I've read my fair share of parenting books and articles. I understand that greeting your enraged child with a sea of calm, explaining and then ignoring their bad behavior is the way to go. Maybe even a time out but let me tell you that more often than not I'm finding myself gradually growing into a category 4 hurricane--totally annoyed and read to rain down with a punishment and am the one who is really in need of the time out. My reaction only frustrates me more because, logically, I know that he's only 16 months old and he doesn't know any better yet so my reaction is quite stupid. All I can say is that it's an emotional reaction not a logical one and I'm blaming it on the baby.  The one that's still in the womb. He's hijacked my immune system and is sucking up my energy like a Capri Sun which leaves me feeling like I'm running on empty at a time when it's best to be fueled for the long haul. Disciplining a headstrong toddler is an all day, every day event that requires mental and physical preparation much like training for a marathon. While I could use the preparation I just can't seem to muster the patience to tolerate it. I mean, let's be real, who feels like training when you feel like the Mrs. Stay Puft Marshmallow Man--huge and about to combust due to the wicked heat/humidity? Um, short answer, not me!

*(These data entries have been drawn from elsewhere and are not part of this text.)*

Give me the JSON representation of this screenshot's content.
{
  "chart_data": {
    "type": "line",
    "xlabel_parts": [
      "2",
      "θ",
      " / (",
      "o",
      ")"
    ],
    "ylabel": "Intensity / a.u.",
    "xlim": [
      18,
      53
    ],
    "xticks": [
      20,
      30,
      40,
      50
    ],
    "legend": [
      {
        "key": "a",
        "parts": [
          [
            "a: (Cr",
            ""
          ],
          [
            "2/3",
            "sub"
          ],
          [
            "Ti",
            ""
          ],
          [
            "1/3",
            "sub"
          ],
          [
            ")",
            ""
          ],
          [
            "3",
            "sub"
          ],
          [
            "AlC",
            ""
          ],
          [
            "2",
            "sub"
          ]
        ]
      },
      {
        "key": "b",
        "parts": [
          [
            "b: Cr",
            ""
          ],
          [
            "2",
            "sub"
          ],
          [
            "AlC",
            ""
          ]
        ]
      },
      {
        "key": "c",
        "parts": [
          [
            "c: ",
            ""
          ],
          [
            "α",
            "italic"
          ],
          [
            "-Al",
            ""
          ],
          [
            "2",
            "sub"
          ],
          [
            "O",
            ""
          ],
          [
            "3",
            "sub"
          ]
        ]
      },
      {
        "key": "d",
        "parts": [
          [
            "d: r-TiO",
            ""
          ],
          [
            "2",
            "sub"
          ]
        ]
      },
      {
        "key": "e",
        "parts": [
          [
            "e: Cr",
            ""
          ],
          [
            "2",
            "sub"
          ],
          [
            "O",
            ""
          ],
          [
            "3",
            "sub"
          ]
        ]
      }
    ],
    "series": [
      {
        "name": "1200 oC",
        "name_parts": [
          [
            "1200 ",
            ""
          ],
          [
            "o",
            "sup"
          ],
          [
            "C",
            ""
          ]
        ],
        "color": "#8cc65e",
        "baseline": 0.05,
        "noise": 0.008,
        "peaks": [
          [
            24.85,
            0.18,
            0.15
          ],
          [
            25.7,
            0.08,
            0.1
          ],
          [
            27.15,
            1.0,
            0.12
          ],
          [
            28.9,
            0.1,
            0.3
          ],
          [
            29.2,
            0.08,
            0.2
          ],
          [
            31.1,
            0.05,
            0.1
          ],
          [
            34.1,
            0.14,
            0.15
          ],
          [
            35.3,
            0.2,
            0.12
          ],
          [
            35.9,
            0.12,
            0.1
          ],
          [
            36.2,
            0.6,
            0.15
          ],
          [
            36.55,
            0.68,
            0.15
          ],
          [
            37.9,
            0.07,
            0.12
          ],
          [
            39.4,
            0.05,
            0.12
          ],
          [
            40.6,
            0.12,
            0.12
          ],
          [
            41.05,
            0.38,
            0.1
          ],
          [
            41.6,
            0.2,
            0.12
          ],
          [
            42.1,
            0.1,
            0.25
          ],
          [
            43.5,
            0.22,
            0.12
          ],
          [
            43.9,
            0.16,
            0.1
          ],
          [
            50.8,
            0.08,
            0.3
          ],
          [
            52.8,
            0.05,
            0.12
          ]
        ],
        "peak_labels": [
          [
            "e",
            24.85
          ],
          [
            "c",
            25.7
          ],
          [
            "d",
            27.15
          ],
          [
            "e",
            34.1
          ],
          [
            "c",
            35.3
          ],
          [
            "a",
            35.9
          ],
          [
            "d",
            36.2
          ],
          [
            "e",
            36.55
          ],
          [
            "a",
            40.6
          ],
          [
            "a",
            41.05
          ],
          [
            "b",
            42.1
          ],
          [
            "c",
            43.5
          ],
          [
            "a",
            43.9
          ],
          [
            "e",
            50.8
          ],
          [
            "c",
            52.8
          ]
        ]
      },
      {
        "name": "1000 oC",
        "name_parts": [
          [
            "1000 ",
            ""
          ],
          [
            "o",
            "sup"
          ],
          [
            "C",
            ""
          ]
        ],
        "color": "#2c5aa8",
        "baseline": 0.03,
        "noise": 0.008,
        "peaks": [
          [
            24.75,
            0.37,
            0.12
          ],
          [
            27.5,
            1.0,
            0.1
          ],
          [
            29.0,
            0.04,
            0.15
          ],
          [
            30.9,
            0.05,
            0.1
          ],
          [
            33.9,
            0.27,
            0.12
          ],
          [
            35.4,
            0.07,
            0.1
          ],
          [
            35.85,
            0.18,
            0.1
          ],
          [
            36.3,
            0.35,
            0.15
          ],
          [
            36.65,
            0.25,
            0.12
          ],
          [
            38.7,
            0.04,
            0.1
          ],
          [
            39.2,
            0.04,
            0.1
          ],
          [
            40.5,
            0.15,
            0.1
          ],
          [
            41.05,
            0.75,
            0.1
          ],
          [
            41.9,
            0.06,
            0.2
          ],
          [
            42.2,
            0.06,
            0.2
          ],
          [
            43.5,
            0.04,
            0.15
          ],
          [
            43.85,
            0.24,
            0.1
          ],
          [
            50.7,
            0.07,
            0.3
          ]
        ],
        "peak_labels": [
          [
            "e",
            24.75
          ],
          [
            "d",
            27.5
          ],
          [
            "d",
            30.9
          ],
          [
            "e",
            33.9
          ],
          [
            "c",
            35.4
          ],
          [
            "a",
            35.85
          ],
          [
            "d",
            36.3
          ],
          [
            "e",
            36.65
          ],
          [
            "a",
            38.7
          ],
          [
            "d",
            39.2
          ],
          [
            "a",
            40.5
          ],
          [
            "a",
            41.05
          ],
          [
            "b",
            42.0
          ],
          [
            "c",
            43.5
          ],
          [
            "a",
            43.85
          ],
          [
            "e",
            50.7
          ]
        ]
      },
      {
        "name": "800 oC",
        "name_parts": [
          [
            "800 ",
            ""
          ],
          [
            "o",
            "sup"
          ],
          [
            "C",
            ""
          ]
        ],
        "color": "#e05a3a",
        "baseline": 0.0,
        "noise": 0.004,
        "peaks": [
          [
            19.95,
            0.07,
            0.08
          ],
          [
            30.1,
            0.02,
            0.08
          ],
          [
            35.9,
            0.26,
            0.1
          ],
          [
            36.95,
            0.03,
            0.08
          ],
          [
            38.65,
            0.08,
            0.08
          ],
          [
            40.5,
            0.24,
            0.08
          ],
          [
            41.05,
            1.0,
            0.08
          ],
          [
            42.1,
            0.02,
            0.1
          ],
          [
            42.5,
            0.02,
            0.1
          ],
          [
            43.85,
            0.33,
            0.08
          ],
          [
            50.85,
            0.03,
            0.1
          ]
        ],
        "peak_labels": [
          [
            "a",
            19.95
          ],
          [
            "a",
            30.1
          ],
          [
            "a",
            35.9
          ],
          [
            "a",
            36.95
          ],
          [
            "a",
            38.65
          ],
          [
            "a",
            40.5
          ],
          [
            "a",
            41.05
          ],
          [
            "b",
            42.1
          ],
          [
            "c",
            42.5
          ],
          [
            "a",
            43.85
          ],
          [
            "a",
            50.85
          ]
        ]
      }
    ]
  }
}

But I have to--for the sake of my little J. and his unborn brother. I do not want to be that mom. I need to tackle this stage like I would anything else--armed with information, a lot of rest and a good hiding spot. My hope is that I can survive the next few months and regain enough energy to deal with the year that follows. I know this is a stage and it, too, shall pass. I just prefer it to pass while I am still relatively sane, before J. thinks his name is "No!" and I've gone mad at the sound of hearing my own voice on repeat.

P.S. If anyone has good reading materials on taming the toddler, I'd love to hear your recommendations.